В лицо Вадиму ударил запах плесени. Он выставил вперед фонарик, словно оружие в битве с жуткой тьмой, и заметил со стыдом, что рука его дрожит, услышал свое прерывистое дыхание.
«Я не могу», — подумал он. На него обрушились воспоминания о ночах, проведенных здесь, ночах, когда он сидел, скорчившись под лестницей, вдыхая запах земли, каких-то растений, удушливый запах гниения. И эти звуки. С тех пор он не слышал ничего похожего — лишь в кошмарах.

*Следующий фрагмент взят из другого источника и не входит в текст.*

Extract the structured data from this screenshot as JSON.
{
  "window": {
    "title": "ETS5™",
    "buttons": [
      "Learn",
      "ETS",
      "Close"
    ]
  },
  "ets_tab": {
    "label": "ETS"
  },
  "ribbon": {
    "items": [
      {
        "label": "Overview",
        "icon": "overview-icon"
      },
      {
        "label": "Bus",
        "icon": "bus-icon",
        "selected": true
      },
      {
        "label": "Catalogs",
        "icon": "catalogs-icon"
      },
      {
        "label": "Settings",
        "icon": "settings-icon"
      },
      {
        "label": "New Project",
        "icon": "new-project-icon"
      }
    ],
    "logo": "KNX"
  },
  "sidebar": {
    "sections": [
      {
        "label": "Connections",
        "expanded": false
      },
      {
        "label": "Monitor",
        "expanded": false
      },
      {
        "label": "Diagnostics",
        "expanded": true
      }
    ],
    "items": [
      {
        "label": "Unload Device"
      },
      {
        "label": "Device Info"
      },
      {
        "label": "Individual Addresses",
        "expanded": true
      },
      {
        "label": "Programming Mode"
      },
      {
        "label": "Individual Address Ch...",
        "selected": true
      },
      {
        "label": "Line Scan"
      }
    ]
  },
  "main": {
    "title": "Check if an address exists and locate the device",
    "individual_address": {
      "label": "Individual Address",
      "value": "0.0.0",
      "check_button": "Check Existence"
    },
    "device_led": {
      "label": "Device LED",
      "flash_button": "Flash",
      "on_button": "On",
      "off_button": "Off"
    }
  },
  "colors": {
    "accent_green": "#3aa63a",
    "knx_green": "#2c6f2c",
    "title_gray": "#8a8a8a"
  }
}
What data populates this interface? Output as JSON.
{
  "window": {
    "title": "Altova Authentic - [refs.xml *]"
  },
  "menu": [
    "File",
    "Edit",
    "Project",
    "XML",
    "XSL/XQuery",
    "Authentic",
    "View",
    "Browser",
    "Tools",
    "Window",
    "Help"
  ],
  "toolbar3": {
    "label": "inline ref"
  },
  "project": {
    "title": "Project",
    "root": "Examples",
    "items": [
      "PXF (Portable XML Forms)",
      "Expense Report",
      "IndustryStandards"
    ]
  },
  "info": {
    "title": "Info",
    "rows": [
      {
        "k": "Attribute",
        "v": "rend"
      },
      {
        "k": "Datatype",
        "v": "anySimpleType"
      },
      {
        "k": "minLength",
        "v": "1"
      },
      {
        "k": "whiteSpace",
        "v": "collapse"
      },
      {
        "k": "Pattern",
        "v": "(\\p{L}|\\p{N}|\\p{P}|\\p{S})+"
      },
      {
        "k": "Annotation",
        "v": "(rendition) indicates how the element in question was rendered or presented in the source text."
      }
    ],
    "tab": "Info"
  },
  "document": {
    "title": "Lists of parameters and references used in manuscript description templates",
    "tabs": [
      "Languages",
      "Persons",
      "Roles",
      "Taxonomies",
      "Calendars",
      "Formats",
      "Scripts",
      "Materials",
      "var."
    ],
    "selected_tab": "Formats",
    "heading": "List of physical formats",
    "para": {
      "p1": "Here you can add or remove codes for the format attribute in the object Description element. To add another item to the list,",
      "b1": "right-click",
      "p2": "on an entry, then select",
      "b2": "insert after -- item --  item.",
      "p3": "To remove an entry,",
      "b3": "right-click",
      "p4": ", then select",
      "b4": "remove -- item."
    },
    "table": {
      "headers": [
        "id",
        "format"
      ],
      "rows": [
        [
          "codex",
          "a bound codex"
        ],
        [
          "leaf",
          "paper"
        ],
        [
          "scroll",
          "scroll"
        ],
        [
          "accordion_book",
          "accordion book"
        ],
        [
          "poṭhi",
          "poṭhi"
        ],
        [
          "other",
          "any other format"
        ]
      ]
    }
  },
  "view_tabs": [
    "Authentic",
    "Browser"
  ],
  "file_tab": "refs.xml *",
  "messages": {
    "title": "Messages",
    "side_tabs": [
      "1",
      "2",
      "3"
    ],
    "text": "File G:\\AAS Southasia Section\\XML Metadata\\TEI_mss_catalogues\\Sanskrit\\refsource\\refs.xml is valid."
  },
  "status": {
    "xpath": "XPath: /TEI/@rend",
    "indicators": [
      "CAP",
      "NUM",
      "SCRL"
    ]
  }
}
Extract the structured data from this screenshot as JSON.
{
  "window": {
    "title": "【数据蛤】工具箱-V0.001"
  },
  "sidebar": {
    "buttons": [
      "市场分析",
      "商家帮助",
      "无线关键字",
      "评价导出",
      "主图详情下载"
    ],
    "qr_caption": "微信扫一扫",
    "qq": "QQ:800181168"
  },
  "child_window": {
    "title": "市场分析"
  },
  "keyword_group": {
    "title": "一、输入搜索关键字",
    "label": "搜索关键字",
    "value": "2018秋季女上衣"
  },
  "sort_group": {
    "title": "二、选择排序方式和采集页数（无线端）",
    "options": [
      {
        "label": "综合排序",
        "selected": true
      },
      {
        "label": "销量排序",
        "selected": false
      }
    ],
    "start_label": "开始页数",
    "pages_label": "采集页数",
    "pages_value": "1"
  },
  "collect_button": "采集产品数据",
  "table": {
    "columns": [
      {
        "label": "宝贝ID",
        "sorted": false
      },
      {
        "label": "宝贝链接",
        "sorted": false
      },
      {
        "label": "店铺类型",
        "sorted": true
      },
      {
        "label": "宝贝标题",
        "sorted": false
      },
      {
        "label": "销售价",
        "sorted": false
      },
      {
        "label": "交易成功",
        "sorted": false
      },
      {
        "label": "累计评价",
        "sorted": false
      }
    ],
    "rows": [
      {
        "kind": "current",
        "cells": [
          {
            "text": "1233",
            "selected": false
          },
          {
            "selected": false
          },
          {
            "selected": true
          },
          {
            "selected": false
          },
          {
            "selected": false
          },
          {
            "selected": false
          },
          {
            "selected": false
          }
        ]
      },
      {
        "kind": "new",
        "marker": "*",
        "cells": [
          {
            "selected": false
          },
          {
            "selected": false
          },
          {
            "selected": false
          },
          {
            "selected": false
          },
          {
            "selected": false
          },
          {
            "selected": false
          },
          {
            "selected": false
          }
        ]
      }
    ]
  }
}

Со временем он научился вполголоса мурлыкать что-то — достаточно громко, чтобы заглушить эти звуки, но не настолько, чтобы услышала сверху бабушка Бенц.
Кукла, которую просила Лола, пятнадцать лет валялась в каком-то сундуке. В сундуке, в подвале. Теперь, когда он разбил сахарницу, ему ничего не оставалось, как добыть куклу.
Вадим сделал шаг вниз, во тьму. Лицо его облепила паутина, и он задохнулся. «Слабак!» — упрекнул он себя, повторяя слово, которое так часто бросали ему в лицо. Должно быть, это слово дошло до него через несколько поколений.
Слева вдоль лестницы тянулись ряды полок, уставленных соленьями и консервами. Он рассматривал полки, читая полусгнившие этикетки: соус «чили», кукурузный соус, маринованная цветная капуста, морковь, укроп — самая старая из банок датировалась 1790 годом. В банке было нечто темное, надпись на пожелтевшей наклейке расплылась. Наверное, свекла. Эти консервы стояли здесь, когда он был ребенком, стояли здесь еще со времен детства его бабки. С каждым поколением запасы пополнялись, и бабушка Бенц заставила банками вторую сверху полку. Она не разрешала трогать припасы и называла их «воспоминаниями». Несъеденная еда. Жизнь, законсервированная навечно.
Заскрипели знакомые ступени, и Вадим спустился на земляной пол. Он посветил в углы. Дорожный сундук стоял у самой дальней стены. Перед металлической дверью.
Он осторожно положил единорога в карман и зажал фонарь под мышкой, собираясь ломать очередной замок. Но сундук оказался открытым, словно кто-то ожидал его прихода. Вадим бросил быстрый взгляд на дверь и прислушался. Ничего.
Он поднял крышку сундука. С левой стороны ему улыбнулась фарфоровая кукла Лолы, словно не подозревая о своем кошмарном окружении.
В сундуке оказалось еще два предмета. Обломок доски с прикрепленными кнопками открытками. Маленький черный гроб.